I looked at my life, I have a birth deformity according to my doctor. I went to him with severe back pain and the prognosis was Scoliosis. The treatment was simple; I was prescribed to wear an insole on my left shoe. I have done this for the last 5 to 6 years. I have had no issues. I have no pain at all. I am happy and amazingly comfortable to continue this way!

My takeaway – The story highlighted Jesus’ compassion and His authority to heal. It also encouraged me on God’s power to liberate and the importance of responding to God’s will without delay. I got it – I am not willing to walk in faith and trust in my healer. I am not asking for healing. I am very comfortable. I acted. I put my faith foot ahead. I claimed healing that night. I trust in His healing. I removed my insole. I will go back to my doctor. I will get myself examined. I will talk about the miracle with my doctor and everyone else!

My takeaway was a prophecy through Ps Gary Morgan.
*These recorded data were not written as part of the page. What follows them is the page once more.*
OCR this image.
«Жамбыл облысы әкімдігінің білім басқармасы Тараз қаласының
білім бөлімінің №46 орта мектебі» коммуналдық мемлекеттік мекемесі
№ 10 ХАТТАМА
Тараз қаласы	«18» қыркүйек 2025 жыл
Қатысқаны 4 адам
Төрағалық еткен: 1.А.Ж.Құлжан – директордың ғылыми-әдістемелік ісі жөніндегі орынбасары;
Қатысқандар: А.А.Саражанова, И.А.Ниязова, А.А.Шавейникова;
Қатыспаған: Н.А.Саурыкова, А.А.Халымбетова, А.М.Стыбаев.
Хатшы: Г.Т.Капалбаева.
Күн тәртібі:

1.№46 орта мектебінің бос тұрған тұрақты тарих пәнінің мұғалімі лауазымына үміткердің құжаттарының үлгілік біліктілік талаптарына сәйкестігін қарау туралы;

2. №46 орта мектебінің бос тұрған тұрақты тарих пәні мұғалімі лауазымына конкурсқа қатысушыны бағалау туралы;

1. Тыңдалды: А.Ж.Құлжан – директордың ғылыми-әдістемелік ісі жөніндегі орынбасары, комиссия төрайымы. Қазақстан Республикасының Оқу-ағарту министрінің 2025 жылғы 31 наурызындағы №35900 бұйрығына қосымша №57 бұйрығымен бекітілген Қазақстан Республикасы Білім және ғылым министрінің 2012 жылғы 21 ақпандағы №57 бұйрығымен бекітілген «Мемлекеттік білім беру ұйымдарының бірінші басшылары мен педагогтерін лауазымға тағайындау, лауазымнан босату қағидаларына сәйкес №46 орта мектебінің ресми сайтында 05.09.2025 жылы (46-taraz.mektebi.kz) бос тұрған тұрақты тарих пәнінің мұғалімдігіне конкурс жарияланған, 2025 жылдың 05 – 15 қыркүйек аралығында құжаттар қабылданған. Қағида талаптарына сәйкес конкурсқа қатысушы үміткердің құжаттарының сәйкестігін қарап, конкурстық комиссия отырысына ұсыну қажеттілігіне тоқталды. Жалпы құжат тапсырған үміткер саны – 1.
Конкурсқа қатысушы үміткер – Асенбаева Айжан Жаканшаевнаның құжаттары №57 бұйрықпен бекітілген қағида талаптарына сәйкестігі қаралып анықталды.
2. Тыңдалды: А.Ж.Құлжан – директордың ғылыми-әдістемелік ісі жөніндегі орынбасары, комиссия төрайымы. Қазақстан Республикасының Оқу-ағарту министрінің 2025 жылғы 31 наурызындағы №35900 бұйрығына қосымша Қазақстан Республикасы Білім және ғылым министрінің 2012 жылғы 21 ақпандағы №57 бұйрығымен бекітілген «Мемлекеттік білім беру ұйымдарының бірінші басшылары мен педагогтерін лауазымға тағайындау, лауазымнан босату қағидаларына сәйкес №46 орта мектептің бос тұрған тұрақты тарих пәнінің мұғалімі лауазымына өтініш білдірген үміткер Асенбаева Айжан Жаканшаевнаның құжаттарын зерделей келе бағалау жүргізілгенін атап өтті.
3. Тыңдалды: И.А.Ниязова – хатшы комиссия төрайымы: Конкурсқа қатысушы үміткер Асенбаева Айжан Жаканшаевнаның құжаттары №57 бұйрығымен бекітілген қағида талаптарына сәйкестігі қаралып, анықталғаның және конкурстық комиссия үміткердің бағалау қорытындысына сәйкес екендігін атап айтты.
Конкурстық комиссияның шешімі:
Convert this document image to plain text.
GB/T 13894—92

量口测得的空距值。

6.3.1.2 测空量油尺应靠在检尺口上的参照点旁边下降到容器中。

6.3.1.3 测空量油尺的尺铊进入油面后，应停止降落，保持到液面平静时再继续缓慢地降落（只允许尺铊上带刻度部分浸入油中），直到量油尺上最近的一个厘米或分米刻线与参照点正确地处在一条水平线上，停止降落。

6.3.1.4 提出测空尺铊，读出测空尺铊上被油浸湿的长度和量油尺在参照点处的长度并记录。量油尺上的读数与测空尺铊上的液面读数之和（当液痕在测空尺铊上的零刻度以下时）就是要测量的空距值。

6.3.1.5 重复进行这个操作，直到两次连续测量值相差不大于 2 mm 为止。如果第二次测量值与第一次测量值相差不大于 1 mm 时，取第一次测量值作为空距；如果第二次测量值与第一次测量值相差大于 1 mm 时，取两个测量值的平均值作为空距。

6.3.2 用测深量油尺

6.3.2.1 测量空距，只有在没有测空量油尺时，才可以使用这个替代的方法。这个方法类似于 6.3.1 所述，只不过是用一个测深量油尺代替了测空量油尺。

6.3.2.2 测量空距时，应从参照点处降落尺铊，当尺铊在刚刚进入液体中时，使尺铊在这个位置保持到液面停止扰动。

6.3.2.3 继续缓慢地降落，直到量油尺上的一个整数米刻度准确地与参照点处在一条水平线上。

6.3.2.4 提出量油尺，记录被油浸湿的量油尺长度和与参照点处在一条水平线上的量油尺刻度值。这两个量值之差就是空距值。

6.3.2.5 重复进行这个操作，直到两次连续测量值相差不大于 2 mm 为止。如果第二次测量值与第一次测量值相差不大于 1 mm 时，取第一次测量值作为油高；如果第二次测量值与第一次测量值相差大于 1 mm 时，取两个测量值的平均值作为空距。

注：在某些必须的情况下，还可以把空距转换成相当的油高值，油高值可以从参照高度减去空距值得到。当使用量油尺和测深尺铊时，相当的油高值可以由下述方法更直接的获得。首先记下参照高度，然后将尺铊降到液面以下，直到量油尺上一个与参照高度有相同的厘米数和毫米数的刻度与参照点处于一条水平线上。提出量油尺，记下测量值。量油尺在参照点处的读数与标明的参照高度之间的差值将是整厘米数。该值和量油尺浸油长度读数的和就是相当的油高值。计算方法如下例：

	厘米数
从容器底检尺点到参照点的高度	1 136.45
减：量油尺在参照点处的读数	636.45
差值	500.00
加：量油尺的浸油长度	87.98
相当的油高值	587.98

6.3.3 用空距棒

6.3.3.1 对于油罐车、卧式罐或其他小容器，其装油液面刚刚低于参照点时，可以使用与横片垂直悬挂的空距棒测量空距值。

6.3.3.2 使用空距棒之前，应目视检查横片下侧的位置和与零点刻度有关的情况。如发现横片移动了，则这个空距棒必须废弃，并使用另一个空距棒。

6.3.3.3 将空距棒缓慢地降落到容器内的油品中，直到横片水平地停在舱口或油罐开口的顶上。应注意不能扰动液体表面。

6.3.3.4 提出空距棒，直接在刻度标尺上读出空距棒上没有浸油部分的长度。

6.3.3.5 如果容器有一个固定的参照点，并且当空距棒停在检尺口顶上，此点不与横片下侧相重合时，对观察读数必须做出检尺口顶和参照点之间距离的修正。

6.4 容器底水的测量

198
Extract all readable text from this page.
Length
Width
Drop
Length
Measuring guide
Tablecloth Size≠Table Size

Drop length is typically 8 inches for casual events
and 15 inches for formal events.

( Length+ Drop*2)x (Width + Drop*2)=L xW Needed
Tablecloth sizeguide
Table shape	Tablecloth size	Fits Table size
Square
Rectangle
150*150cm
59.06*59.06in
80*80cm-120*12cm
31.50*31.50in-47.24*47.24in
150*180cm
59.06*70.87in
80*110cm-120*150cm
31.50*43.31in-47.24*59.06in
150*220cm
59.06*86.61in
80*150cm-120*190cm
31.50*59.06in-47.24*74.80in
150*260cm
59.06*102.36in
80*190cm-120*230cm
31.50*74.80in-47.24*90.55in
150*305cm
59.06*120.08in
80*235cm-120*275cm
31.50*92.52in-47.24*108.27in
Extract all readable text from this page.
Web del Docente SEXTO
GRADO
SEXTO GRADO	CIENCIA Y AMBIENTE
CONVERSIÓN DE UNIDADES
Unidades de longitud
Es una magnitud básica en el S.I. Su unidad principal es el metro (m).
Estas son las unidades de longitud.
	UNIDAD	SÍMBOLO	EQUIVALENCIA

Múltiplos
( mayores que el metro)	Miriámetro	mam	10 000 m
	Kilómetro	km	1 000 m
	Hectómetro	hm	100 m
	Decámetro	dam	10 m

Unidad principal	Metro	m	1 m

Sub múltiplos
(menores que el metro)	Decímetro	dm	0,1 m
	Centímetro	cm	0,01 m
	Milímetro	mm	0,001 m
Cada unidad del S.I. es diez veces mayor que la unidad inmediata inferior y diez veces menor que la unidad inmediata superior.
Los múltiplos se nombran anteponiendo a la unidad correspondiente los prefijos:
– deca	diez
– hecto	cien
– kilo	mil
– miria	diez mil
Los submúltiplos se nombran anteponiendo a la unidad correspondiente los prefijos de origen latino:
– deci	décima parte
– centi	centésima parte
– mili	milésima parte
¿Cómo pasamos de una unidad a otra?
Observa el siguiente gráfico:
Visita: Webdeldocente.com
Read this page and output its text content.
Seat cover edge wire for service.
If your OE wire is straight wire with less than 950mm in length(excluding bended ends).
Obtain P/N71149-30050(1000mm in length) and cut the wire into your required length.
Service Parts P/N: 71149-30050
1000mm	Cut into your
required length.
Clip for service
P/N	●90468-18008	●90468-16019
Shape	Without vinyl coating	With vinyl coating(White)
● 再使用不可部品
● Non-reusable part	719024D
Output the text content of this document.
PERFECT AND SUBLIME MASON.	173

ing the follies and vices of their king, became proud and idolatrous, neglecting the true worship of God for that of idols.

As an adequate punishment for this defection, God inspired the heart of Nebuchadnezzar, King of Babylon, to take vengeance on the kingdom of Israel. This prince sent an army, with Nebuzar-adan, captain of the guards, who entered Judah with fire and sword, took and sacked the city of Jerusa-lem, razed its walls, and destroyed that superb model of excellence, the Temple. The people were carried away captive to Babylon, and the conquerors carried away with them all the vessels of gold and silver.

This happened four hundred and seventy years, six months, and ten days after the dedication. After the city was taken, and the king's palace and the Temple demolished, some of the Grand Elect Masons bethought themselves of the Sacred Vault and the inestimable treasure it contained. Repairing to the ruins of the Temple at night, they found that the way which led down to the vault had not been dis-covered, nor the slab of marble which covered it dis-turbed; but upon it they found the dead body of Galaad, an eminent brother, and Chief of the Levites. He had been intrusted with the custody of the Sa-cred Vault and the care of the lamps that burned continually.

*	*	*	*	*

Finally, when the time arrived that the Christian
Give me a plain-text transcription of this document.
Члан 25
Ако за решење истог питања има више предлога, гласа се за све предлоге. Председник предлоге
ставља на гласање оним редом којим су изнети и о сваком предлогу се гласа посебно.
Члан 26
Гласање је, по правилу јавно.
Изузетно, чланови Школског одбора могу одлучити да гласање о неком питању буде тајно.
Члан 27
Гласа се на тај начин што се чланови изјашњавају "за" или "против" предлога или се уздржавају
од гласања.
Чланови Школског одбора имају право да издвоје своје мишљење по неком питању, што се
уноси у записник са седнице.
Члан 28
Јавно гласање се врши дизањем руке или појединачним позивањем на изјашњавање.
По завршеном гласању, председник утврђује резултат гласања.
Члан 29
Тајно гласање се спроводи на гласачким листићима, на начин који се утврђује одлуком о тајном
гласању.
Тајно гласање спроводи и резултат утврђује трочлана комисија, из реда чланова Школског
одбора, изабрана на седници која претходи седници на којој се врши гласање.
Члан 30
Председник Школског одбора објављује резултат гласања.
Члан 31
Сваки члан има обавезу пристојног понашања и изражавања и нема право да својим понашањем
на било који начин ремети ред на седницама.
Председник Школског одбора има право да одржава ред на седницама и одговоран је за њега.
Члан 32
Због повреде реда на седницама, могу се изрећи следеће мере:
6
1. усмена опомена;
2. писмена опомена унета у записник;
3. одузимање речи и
Ps Gary Morgan addressed the business community and talked about windows of Perspective from Daniel Chapter 6. His message to the leaders was that we, like Daniel, needed to build a ‘place’ in the upper room. We also needed a ‘perspective’, a ‘posture’, and a ‘pattern’. Additionally, it was important to build a ‘precedent’ and a ‘perspective of perseverance’.

He shared about the ‘Quadrant of Victory’ for leaders. He explained that whilst Vision and Values are key in an organization, our vocabulary is critical for our Vocation.

Give the Shepherd his Job Back was the message by Ps Mark Varughese on the last day. He reminded me on how I had forgotten the most important aspect of Psalm 23:1. The Lord is My shepherd! He reminded me that ‘I am never lost’. He also helped me know that ‘I am never lonely’, ‘never late’ or ‘never lack nothing’.

My takeaway – ‘Never’ and ‘Always’ belongs only to the Shepherd. He will NEVER leave me. He will ALWAYS be there for me. But, ‘Never’ and ‘Always’ are two words I will NOT use in my marriage. They do not belong to our marriage and I must work at it. They belong only to the Shepherd!